The trial met its primary endpoint, showing a marked reduction in viral load across the span of eight days. It also met the secondary endpoint, with a 78% reduction in hospitalizations, visits to the emergency room, or death when compared to the placebo group. This held true across all of the doses tested: 75mg, 225mg and 600mg. Importantly, all three doses were described as being well-tolerated by the patients, offering a good safety profile. Novartis plans on moving forward with the 75mg dose.

After the results of the first trial phase came through in May of 2021, Patrick Amstutz, Chief Executive Officer of Molecular Partners, said: “By virtue of its tri-specific design, ensovibep was built to resist viral mutations and indeed shows potent inhibition of all variants of concern to date, with the potential to maintain activity also for future variants.”

Mechanism of Action

Ensovibep is based on designed ankyrin repeat proteins (DARPins): genetically engineered proteins that mimic an antibody’s ability to bind to, and eventually neutralize, antigens. DARPins are derived from natural ankyrin repeat proteins, a class of binding protein very frequently found in nature. They can be designed around their exact target and their intended effect, allowing for a great deal of specificity. This results in a high-strength, tight-fitting bond with their target molecule.
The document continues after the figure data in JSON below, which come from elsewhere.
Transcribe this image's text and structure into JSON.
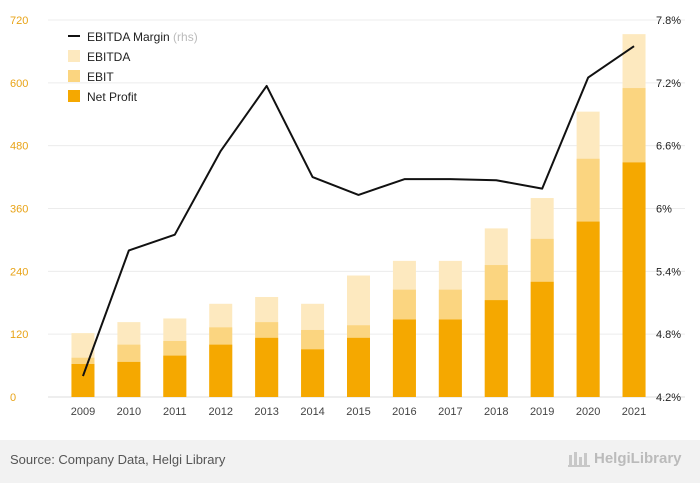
{
  "chart_data": {
    "type": "bar",
    "stacked": true,
    "categories": [
      "2009",
      "2010",
      "2011",
      "2012",
      "2013",
      "2014",
      "2015",
      "2016",
      "2017",
      "2018",
      "2019",
      "2020",
      "2021"
    ],
    "series": [
      {
        "name": "Net Profit",
        "color": "#f5a800",
        "values": [
          63,
          67,
          79,
          100,
          113,
          91,
          113,
          148,
          148,
          185,
          220,
          335,
          448
        ]
      },
      {
        "name": "EBIT",
        "color": "#fbd580",
        "values": [
          75,
          100,
          107,
          133,
          143,
          128,
          137,
          205,
          205,
          252,
          302,
          455,
          590
        ]
      },
      {
        "name": "EBITDA",
        "color": "#fde9bf",
        "values": [
          122,
          143,
          150,
          178,
          191,
          178,
          232,
          260,
          260,
          322,
          380,
          545,
          693
        ]
      },
      {
        "name": "EBITDA Margin",
        "axis": "right",
        "color": "#111111",
        "values": [
          4.4,
          5.6,
          5.75,
          6.55,
          7.17,
          6.3,
          6.13,
          6.28,
          6.28,
          6.27,
          6.19,
          7.25,
          7.55
        ]
      }
    ],
    "left_axis": {
      "min": 0,
      "max": 720,
      "ticks": [
        "0",
        "120",
        "240",
        "360",
        "480",
        "600",
        "720"
      ]
    },
    "right_axis": {
      "min": 4.2,
      "max": 7.8,
      "ticks": [
        "4.2%",
        "4.8%",
        "5.4%",
        "6%",
        "6.6%",
        "7.2%",
        "7.8%"
      ]
    },
    "legend": {
      "position": "top-left",
      "items": [
        {
          "label": "EBITDA Margin",
          "suffix": "(rhs)",
          "kind": "line",
          "color": "#111111"
        },
        {
          "label": "EBITDA",
          "kind": "box",
          "color": "#fde9bf"
        },
        {
          "label": "EBIT",
          "kind": "box",
          "color": "#fbd580"
        },
        {
          "label": "Net Profit",
          "kind": "box",
          "color": "#f5a800"
        }
      ]
    },
    "left_tick_color": "#e8a317",
    "right_tick_color": "#222222",
    "grid": true
  },
  "footer": {
    "source": "Source: Company Data, Helgi Library",
    "brand": "HelgiLibrary"
  }
}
In the case of ensovibep, there are five different DARPin domains linked together as one single molecule (FIGURE 1A); two of these bind to human serum albumin (HSA) in order to keep the drug in the body for longer, the other three domains map onto the three-part structure of the SARS-CoV-2 Spike protein. To be more precise, the DARPins simultaneously block the receptor binding domain (RBD) of each spike trimer, allowing them to inhibit both tightly and cooperatively ACE2 interaction (FIGURE 1G). By blocking ACE2 interaction, ensovibep prevents SARS-CoV-2 from binding to our cells and, in so doing, protects them from infection.

The three-part structure of ensovibep, combined with the high binding affinity of DARPins, makes it difficult for mutations to buck off. The only mutations that managed to do so, a substitution at F486V and another at N234Q, come at the expense of viral fitness more generally. For example, with the F486V substitution, there was a ~8.5 fold reduction in binding affinity between human ACE2 and the SARS-CoV-2 RBD. That kind of reduction would significantly reduce the virus’ ability to infect our cells, decreasing transmissibility and virulence. The importance of F486 is further reflected by a low frequency of naturally occurring substitutions.
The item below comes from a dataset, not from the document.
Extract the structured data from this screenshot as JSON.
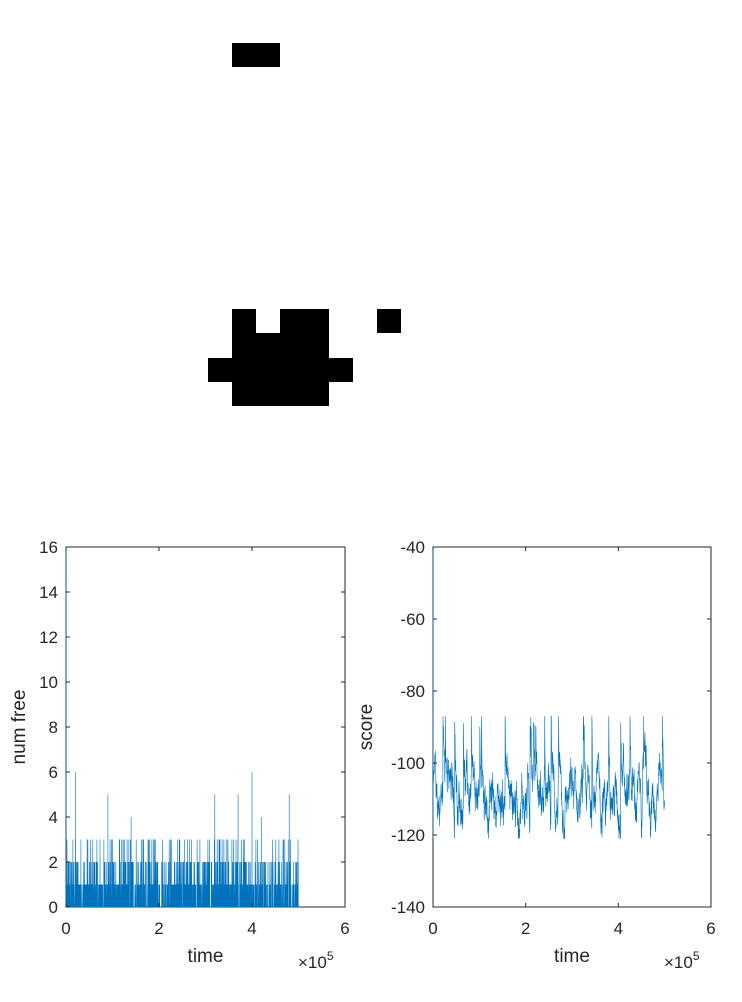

In addition to ensovibep’s potential to hold out against variants, it has the benefit of being heat stable —meaning it can be stored and transported easily. Also, because of DARPins’ relatively simple molecular architecture, they can be manufactured in high yields, leading to cost-effective and scalable production.

The main drawback is that ensovibep has to be delivered intravenously, restricting its use to a clinical setting and likely raising its cost. It also means it can’t be used prophylactically, to prevent infection and to prevent transmission, which, realistically, is what we most need to control this pandemic.

We’ll have to wait and see what picture the results from phase 3 paint —which will include a sample size of 2100 patients and double down on testing the clinical efficacy at 75mg— but so far it’s looking like ensovibep will make a valuable addition to our still-sparse quiver of antiviral drugs.